PEP under pressure: Needlestick starts clock
PEP under pressure: Needlestick starts clock
Serious exposure prompts flurry of activity
The challenge of rapidly providing HIV postexposure prophylaxis (PEP) could scarcely have unfolded in a more dramatic scenario than it did last year for an infection control professional at a small community hospital.
It was a Friday afternoon and Jeannie Sanborn, RN, BS, CIC, an ICP at Heywood Hospital in Gardner, MA, was covering calls for the hospital employee health department. The situation about to occur was so serious she would have been called in shortly anyway, says Sanborn, who presented the case recently in San Diego at the annual conference of the Association for Professionals in Infection Control and Epidemiology.
"I got the call - I remember exactly - it was five after two," she tells Hospital Infection Control.
Sanborn was advised that a nurse had suffered a serious needlestick after administering pain medication to an end-stage AIDS patient who was also infected with hepatitis C and B viruses.
"When they told me the source, my heart sank a little bit," she says. "I don't see this every day, and this was by far the most significant exposure that I had experienced in 14 years in infection control."
Sanborn quickly alerted the pharmacy that PEP drugs would be needed, picked up the patient's chart, and walked the injured nurse to the emergency room to begin counseling and follow-up. However, after a clinical consultation with colleagues, another problem became apparent.
Alternative regimen not available
There was concern that the source patient had been noncompliant with HIV medications, meaning the nurse may been exposed to a mutant or resistant strain of HIV. Thus, a PEP regimen comprising different medications than those given to the patient would likely have the best chance of thwarting HIV transmission to the nurse. Such an alternative regimen was not immediately available because the hospital stocked a standard three-drug regimen for PEP.

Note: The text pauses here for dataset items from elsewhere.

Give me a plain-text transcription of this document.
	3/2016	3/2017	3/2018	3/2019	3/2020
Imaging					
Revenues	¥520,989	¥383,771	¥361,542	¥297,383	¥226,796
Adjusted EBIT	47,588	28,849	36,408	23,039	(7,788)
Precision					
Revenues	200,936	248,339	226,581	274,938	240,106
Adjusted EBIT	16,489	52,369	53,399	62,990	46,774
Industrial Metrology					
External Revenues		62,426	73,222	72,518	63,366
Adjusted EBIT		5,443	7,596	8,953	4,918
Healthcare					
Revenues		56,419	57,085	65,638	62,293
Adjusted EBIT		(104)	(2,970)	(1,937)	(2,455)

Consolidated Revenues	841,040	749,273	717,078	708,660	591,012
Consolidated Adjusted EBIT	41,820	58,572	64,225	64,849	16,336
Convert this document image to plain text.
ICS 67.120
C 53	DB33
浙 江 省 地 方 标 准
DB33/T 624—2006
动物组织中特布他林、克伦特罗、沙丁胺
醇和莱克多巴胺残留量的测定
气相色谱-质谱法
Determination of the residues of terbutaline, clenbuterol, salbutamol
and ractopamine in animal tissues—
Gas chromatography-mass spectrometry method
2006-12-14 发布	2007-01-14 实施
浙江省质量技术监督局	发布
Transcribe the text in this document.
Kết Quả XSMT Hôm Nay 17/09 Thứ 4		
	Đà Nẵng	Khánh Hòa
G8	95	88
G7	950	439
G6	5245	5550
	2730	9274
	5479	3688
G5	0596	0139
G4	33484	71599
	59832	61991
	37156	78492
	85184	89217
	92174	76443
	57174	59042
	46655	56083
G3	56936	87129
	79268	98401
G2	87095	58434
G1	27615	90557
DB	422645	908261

"We got on the phone and started calling other hospitals and pharmacies," Sanborn says. The antiretroviral drugs needed were soon found at an area supermarket pharmacy.
Thus even as the window of opportunity was narrowing, quick action and clinical teamwork resulted in delivery of an alternative PEP regimen to the exposed worker shortly beyond the two-hour mark. Fortunately, the exposed nurse was immunized for HBV, but only continued testing will reveal if HIV or HCV were transmitted.
"Six months down the road, all her test results are negative, and we will retest again at one year," Sanborn says.
The Centers for Disease Control and Prevention recently amended the suggested two-hour window for optimal PEP delivery to a more general "as soon as possible" approach in its revised guidelines, which also recommend using alternative regimens if a resistant strain is suspected.1 (See related story, p. 101.)
Though the hospital was able to respond to the needlestick in a timely manner, the system has since been streamlined in a fashion that reflects the kind of preparedness recommended in the new CDC guidelines, Sanborn says. For example, the hospital now has on hand a regularly updated list of the PEP drugs stocked by area pharmacies and hospitals, she noted. That was considered a more cost-effective option for a small hospital than stocking a large inventory of antiretroviral agents that may be outdated before they are ever needed, she says.
24-hour beeper coverage established
In addition, PEP kits were assembled containing a three-day supply of zidovudine, lamivudine, and indinavir to avoid the "infection control nightmare" of a late Friday night exposure at the beginning of a three-day holiday weekend, she adds. Also, patient information materials including explanation of the various PEP drugs and the protocol for administration were made available in the emergency department. The hospital protocol calls for exposed workers to contact employee health during regular hours, but to report directly to the emergency room on nights and weekends, she says. In addition, 24-hour beeper coverage was established with the infection control clinicians, and all emergency department physicians were educated regarding the recommendations for treatment.
"The policy is to beep me, the chairman of the infection control committee, and our infectious disease consultant," Sanborn says.
Education efforts also included a hospital presentation on PEP, says Sanborn, noting the nurse who had the needlestick has been very open and has received much support from colleagues.
"She has labeled us guardian angels," Sanborn says. "At her six-month check-up she presented me with an angel."
The case also underscores the need for needle safety designs on prefilled medication syringes, but Sanborn says she has yet to find any on the market.
Reference
1. Centers for Disease Control and Prevention. Public Health Service guidelines for the management of health-care worker exposures to HIV and recommendations for postexposure prophylaxis. MMWR 1998; 47(No. RR-7):1-33.